Fort de cette réputation, il peut être tentant, à la vision de ce film, de pousser un "bruh" de déception comme le fait mon ado de fils quand il découvre qu'il y a du chou-fleur au dîner. Il faut bien le dire, on est loin de La Prisonnière du désert de John Ford ou de L'homme de l'Ouest d'Anthony Mann, pour ne citer que deux chefs-d’œuvre qui se rapprochent plus ou moins, par certaines thématiques développées, de ce Comanche Station. Budd Boetticher n'a en effet pas la même ambition, pas le même cahier des charges et ne peut se payer ni John Wayne, ni Gary Cooper.

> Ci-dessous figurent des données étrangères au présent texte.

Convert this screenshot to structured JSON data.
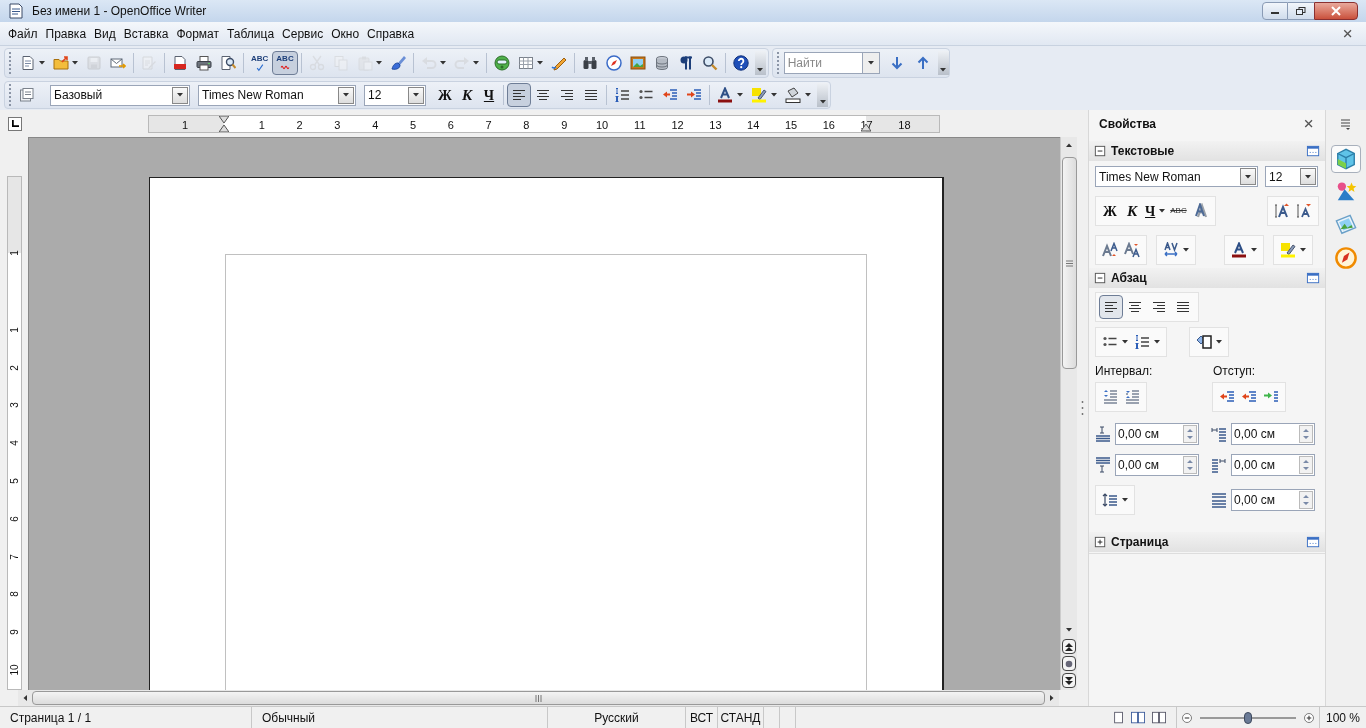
{
  "window": {
    "title": "Без имени 1 - OpenOffice Writer"
  },
  "menu": [
    "Файл",
    "Правка",
    "Вид",
    "Вставка",
    "Формат",
    "Таблица",
    "Сервис",
    "Окно",
    "Справка"
  ],
  "standard_toolbar": [
    {
      "disabled": false,
      "on": false
    },
    {
      "disabled": false,
      "on": false
    },
    {
      "disabled": true,
      "on": false
    },
    {
      "disabled": false,
      "on": false
    },
    {
      "disabled": true,
      "on": false
    },
    {
      "disabled": false,
      "on": false
    },
    {
      "disabled": false,
      "on": false
    },
    {
      "disabled": false,
      "on": false
    },
    {
      "disabled": false,
      "label": "ABC"
    },
    {
      "disabled": false,
      "on": true,
      "label": "ABC"
    },
    {
      "disabled": true,
      "on": false
    },
    {
      "disabled": true,
      "on": false
    },
    {
      "disabled": true,
      "on": false
    },
    {
      "disabled": false,
      "on": false
    },
    {
      "disabled": true,
      "on": false
    },
    {
      "disabled": true,
      "on": false
    },
    {
      "disabled": false,
      "on": false
    },
    {
      "disabled": false,
      "on": false
    },
    {
      "disabled": false,
      "on": false
    },
    {
      "disabled": false,
      "on": false
    },
    {
      "disabled": false,
      "on": false
    },
    {
      "disabled": false,
      "on": false
    },
    {
      "disabled": false,
      "on": false
    },
    {
      "disabled": false,
      "on": false
    },
    {
      "disabled": false,
      "on": false
    },
    {
      "disabled": false,
      "on": false
    }
  ],
  "find_toolbar": {
    "placeholder": "Найти"
  },
  "formatting_toolbar": {
    "style": "Базовый",
    "font": "Times New Roman",
    "size": "12",
    "bold": "Ж",
    "italic": "К",
    "underline": "Ч",
    "align": [
      {
        "selected": true
      },
      {
        "selected": false
      },
      {
        "selected": false
      },
      {
        "selected": false
      }
    ]
  },
  "ruler": {
    "horizontal": [
      "1",
      "1",
      "2",
      "3",
      "4",
      "5",
      "6",
      "7",
      "8",
      "9",
      "10",
      "11",
      "12",
      "13",
      "14",
      "15",
      "16",
      "17",
      "18"
    ],
    "vertical": [
      "1",
      "1",
      "2",
      "3",
      "4",
      "5",
      "6",
      "7",
      "8",
      "9",
      "10"
    ]
  },
  "sidebar": {
    "title": "Свойства",
    "sections": [
      {
        "title": "Текстовые",
        "expanded": true
      },
      {
        "title": "Абзац",
        "expanded": true
      },
      {
        "title": "Страница",
        "expanded": false
      }
    ],
    "character": {
      "font": "Times New Roman",
      "size": "12",
      "bold": "Ж",
      "italic": "К",
      "underline": "Ч",
      "strikethrough": "ABC"
    },
    "paragraph": {
      "align": [
        {
          "selected": true
        },
        {
          "selected": false
        },
        {
          "selected": false
        },
        {
          "selected": false
        }
      ],
      "spacing_label": "Интервал:",
      "indent_label": "Отступ:",
      "fields": [
        "0,00 см",
        "0,00 см",
        "0,00 см",
        "0,00 см",
        "0,00 см"
      ]
    },
    "tabs": [
      {
        "selected": true
      },
      {
        "selected": false
      },
      {
        "selected": false
      },
      {
        "selected": false
      }
    ]
  },
  "status_bar": {
    "page": "Страница 1 / 1",
    "style": "Обычный",
    "language": "Русский",
    "insert_mode": "ВСТ",
    "selection_mode": "СТАНД",
    "zoom_slider": {
      "level": 0.5
    },
    "zoom": "100 %"
  }
}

Pourtant c'est justement de cette sécheresse de moyen et de son format ramassé que naît l'intérêt de son film. Budd Boetticher et son scénariste Burt Kennedy visent l'efficacité narrative et la simplicité avant tout.
Le premier thème est celui de la femme blanche enlevée par les Indiens. Celle-ci, jouée par Nancy Gates, est échangée par Jefferson Cody (Randolph Scott) contre quelques couvertures et une Winchester. Pleine de gratitude pour son sauveur, la femme échange quelques mots avec lui sur son avenir. Son mari voudra-t-il toujours d'elle? On admire toujours cette manière de dire les choses dans les films de cette époque sans les expliciter totalement. En gros, son mari risquait-il d'infliger à sa femme une double peine, à savoir la répudier, sachant qu'elle avait été très probablement violée par une partie de la tribu? Moins élaborée et tranchée que dans La Prisonnière du désert qui pointe plutôt le risque d'acculturation totale de ces femmes, dès lors qu'elles passaient plusieurs années loin de la civilisation blanche, la thématique prend une autre ampleur lorsqu'on découvre que le personnage interprété par Randolph Scott n'a pas délivré la femme pour toucher la récompense de 5000 dollars promise par son mari à qui la lui ramènerait, mais parce qu'il est lui même à la recherche de sa femme enlevée par les indiens voilà 10 ans. Ainsi, découvre-t-on que notre héros est un de ces fantômes errants, parcourant sans relâche les vastes plaines à la recherche d'une chimère, une femme très probablement morte, mais bien qu'il en soit parfaitement conscient, il ne peut s'empêcher de la chercher, probablement jusqu'à sa propre mort. Tout cela n'est pas détaillé dans le temps très court que dure le film, mais transparaît parfaitement dans le visage buriné et figé de Randolph Scott. Évidemment, on n'atteint pas la force et la finesse des sentiments ambivalents d'un Ethan Edwards joué par John Wayne dans La Prisonnière du Désert, mais on dépasse tout de même en émotion la série B lambda tournée à la chaine.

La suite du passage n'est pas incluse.